We've all been through it before.
Your partner asks you what's wrong, and you say, “nothing" and give them attitude for the next hour.
You try to let it go, but after time passes, he says something, and you somehow contort it into a conversation about why you're actually pissed off.
Women are experts at jabs (along with most things) because we are clever as fuck. We can turn almost any conversation into the one we want to have.
How do we do this? By these dreaded lines:
“I just think it's funny how…” or “Isn't it interesting how…”
I know I've done this before.
I'm upset, and I don't want to say why, so I lead my boyfriend on a wild goose chase to figure it out. Why? Well, because in my opinion, he should already know what he's done wrong.
However, instead of telling them why you're upset, your get super defensive.
The problem isn't that we are passive-aggressive or cop an attitude. The problem is that we have been socialized to not speak up and say what's on our minds.
We don't want to cause conflict, but we still want to be heard. We say, "I'm fine."
We want it to be known that our feelings have been hurt without giving up the small amount of power we have in hetero-relationships.
The reason is clear: patriarchy.
We have been trained to believe that we “shouldn't” be upset or that our feelings won't be validated because “women are hormonal, crazy bitches.”
We're all young and stupid, and we have hang ups over silly things. And 99 percent of it stems from our own insecurities.
The problem is, it's always the women in the relationship who are painted as unstable, insecure, emotional people. And it's not true, not by a long shot.
Men can be just as petty, insecure and sensitive to what their partner does. Somehow, though, they are seen as “strong and protective” rather than “psycho and emotional.”
Double standard? I think so.
Ladies, you need to remember that your feelings are always valid. I'm sick and tired of watching TV shows or stand-up comedians talk about “the old ball and chain” and how “sensitive” women are.
Being sensitive is not a negative trait but has somehow been confused with “weak,” which is why men hate being associated with the term.
So, speak up. I'm learning to, and it's been quite the process.
It feels awkward at first, but then it feels surprisingly really empowering to take control of the situation rather than just passively react to it.
Don't feel like you're being too sensitive or petty because you're hurt by something your man did. You matter.
No one wants to admit it, but by saying, “You hurt me,” you're really saying, “I gave you the power to hurt me, and you let me down.”

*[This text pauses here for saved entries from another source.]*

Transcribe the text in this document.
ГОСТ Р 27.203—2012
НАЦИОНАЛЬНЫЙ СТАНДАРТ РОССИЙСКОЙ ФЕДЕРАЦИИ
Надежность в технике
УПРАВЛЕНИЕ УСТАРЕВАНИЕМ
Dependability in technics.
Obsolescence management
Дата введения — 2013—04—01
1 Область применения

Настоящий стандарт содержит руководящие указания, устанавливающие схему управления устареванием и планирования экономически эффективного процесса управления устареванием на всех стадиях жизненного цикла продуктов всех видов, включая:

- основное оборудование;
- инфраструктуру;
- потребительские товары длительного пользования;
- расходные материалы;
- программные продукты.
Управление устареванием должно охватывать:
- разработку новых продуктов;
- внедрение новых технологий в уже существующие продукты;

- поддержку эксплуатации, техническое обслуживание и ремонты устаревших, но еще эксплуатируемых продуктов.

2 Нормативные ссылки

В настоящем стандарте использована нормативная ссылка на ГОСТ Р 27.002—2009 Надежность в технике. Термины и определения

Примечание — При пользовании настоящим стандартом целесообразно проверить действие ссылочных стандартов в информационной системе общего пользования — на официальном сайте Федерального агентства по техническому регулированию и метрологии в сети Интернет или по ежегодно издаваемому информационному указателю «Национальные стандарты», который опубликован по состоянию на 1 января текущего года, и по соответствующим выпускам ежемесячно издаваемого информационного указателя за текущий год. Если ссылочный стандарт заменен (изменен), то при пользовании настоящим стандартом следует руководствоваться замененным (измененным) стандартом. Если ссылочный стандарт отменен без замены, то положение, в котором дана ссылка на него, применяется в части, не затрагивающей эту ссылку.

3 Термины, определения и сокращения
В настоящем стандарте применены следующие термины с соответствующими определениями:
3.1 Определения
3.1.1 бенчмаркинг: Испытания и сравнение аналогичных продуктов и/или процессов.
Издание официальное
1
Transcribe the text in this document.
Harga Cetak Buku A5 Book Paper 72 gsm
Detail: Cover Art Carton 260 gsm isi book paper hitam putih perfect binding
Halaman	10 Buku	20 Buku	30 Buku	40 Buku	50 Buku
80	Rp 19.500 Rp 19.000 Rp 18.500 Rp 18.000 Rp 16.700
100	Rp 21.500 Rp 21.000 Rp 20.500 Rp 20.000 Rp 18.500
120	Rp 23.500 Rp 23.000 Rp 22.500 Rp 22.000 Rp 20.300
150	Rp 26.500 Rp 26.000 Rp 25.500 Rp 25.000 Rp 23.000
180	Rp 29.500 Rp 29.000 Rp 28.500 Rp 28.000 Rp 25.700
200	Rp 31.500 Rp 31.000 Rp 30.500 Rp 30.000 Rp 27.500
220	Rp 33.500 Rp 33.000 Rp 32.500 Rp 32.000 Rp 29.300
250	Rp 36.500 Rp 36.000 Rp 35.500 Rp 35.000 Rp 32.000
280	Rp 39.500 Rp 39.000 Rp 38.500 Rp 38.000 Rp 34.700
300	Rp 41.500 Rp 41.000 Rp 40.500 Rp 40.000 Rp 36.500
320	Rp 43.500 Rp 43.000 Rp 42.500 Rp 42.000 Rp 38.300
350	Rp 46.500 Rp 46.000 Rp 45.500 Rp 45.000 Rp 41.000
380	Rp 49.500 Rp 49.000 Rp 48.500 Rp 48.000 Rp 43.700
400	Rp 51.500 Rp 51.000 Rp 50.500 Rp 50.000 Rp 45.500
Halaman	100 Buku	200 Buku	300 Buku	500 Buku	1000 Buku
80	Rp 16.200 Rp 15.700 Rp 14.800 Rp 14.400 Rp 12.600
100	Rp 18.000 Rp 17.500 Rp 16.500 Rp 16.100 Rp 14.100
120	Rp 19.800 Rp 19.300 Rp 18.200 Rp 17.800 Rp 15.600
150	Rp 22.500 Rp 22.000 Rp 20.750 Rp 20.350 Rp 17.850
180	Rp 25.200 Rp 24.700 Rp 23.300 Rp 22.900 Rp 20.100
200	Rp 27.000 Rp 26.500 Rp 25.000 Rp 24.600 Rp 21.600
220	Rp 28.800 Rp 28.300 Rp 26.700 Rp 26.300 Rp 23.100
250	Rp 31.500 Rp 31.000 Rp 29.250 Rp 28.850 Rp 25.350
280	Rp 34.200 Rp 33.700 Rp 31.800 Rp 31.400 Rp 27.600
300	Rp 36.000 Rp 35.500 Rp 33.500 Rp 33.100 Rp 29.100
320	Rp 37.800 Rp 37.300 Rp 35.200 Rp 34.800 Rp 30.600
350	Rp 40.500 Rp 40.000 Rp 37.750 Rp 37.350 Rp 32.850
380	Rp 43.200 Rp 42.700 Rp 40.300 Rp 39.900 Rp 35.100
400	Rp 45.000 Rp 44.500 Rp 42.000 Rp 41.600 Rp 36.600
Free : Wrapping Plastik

When you care about someone, you are bound to get hurt sometimes. That's why acting indifferent or like you don't care is often a defensive mechanism people use.
“Oh, you had lunch with her? Whatever, sleep with her for all I care.”
We both know that's not true, and we all know you actually do care.
It's not our fault that our importance or feelings have been minimized or walked over. It makes it difficult for us to be vulnerable with people, but playing games or being passive doesn't help the situation at all.
“I just think it's funny how you're so busy, yet you somehow have the time to have lunch with her.”
You don't need to “Houdini” the conversation to be heard; just be honest. Have a constructive conversation.
You are a strong, beautiful woman who any man (or woman) would be lucky to have, and don't ever feel like your feelings don't matter.
By bottling up your anger or sadness, it starts to come out in unhelpful ways, like passive-aggressive jabs and sarcastic comments.
There is no way to move forward in a relationship or work on things that you may be unhappy with unless there are open channels of communication.
If you are honest with them and they still don't see your perspective or minimize how you feel or even make you feel stupid for feeling the way you do, then dump their ass and find someone who values you and your feelings.
And remember, don't ever confuse vulnerability for weakness.
It's an incredible sign of strength to open yourself up to another person knowing you might get hurt. It's courageous and admirable.
Disclaimer: I am by no means generalizing this behavior to all women. Women are diverse beings and are not all the same. I am merely speaking from my own experiences and stories I've heard from others.